Influence of delayed yielding of magnetorheological oils in squeeze film dampers on the vibration attenuation of rotors

Abstract

Unbalance is the main cause of increase of time varying forces transmitted between the rotor and its frame. A flexible suspension with added damping devices is a frequently used technological solution making it possible to reduce their magnitudes. To achieve optimum performance of the damping elements, their damping effect must be controllable. This is offered by magnetorheological squeeze film dampers. Magnetorheological oils are suspensions that under influence of magnetic field behave as liquids with a yielding shear stress. This is caused by forming a chain structure of particles dispersed in carrying liquid induced by magnetic field. Even if this process is rapid, it is not instantaneous. To investigate this phenomenon and its influence on performance of the damping devices a new enhanced mathematical model of a short magnetorheological squeeze film damper has been established. The magnetorheological oil is represented by Bingham material.
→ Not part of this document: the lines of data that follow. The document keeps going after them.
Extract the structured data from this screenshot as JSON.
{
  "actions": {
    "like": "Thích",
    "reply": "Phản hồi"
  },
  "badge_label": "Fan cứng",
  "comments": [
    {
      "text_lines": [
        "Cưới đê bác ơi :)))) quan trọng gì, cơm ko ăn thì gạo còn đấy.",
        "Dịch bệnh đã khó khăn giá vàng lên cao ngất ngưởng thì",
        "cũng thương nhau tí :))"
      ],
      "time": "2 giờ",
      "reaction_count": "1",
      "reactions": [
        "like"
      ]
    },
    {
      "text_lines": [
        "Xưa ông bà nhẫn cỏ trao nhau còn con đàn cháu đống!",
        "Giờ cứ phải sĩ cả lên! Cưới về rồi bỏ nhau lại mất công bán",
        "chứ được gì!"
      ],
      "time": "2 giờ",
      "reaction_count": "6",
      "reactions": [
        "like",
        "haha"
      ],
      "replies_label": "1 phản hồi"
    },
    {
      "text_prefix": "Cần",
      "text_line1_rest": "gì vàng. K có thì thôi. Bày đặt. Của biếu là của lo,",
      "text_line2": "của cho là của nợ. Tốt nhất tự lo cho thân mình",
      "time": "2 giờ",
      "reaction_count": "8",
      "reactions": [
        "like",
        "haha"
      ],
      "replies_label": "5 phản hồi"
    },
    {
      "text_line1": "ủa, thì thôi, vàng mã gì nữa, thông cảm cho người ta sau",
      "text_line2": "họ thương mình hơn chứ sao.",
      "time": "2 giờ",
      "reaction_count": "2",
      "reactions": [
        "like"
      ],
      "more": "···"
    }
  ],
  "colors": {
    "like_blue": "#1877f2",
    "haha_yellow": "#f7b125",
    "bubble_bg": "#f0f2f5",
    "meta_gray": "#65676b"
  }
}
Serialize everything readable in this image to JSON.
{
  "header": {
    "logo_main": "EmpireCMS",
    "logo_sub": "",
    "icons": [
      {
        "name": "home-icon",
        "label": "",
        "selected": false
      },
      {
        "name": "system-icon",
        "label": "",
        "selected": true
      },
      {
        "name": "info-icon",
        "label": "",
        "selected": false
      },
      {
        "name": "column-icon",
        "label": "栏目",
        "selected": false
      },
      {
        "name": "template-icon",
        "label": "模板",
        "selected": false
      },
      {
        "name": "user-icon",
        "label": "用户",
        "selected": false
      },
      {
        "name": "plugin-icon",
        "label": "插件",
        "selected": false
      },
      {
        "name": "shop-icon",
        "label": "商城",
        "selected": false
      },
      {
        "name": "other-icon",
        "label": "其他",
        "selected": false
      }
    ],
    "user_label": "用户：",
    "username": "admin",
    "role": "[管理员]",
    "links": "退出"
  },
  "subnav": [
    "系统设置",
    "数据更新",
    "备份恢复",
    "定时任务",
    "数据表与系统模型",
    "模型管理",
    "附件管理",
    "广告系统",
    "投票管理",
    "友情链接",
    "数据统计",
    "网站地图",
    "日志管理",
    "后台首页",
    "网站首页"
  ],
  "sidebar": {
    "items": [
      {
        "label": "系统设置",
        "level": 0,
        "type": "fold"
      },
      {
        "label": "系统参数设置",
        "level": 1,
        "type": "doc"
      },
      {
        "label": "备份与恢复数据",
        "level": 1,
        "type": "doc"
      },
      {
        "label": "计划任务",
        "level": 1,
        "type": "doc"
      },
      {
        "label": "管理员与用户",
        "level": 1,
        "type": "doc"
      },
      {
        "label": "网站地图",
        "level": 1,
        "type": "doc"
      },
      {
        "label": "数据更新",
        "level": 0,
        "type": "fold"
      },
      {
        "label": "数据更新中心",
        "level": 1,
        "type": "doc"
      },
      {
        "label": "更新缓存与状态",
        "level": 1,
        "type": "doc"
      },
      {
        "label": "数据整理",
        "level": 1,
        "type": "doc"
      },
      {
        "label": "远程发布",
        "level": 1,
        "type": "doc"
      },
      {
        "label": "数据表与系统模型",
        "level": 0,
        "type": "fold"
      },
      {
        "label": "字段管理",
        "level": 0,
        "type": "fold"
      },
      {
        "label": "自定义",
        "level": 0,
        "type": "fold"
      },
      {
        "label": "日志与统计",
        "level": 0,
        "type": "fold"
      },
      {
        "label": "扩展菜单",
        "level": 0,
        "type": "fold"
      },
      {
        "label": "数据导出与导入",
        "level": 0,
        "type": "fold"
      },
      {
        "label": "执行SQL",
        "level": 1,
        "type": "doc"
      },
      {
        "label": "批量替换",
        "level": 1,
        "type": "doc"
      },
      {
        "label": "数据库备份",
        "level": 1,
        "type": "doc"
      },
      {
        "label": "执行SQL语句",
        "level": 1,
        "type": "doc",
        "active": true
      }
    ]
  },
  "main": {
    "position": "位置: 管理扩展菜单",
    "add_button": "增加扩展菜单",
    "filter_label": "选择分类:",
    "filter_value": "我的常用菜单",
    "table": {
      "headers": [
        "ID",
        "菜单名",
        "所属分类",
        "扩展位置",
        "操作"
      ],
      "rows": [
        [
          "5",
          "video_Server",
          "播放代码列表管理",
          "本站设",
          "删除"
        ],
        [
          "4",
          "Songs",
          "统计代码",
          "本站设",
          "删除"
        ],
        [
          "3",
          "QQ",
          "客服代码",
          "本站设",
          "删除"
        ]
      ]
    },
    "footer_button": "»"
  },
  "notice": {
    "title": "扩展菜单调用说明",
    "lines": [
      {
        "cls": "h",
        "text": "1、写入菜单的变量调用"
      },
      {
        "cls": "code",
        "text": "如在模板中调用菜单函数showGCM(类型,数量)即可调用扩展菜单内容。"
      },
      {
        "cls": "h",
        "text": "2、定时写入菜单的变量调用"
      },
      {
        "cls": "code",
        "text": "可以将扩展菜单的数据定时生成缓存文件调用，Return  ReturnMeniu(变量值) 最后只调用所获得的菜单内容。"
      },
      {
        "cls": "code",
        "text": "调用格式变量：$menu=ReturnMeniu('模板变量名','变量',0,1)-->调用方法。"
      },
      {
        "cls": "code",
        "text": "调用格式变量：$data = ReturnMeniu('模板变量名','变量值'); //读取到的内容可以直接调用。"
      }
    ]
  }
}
The steady state yielding shear stress of the magnetorheological liquid is approximated by a power function of magnetic induction. Its dependence on time is described by a differential equation of the first order. The developed mathematical model has been implemented in the computational model of a flexibly supported rigid rotor. In accordance with the theory predictions, the results of the computational simulations showed a strong influence of the delayed yielding effect on performance of the studied damping devices.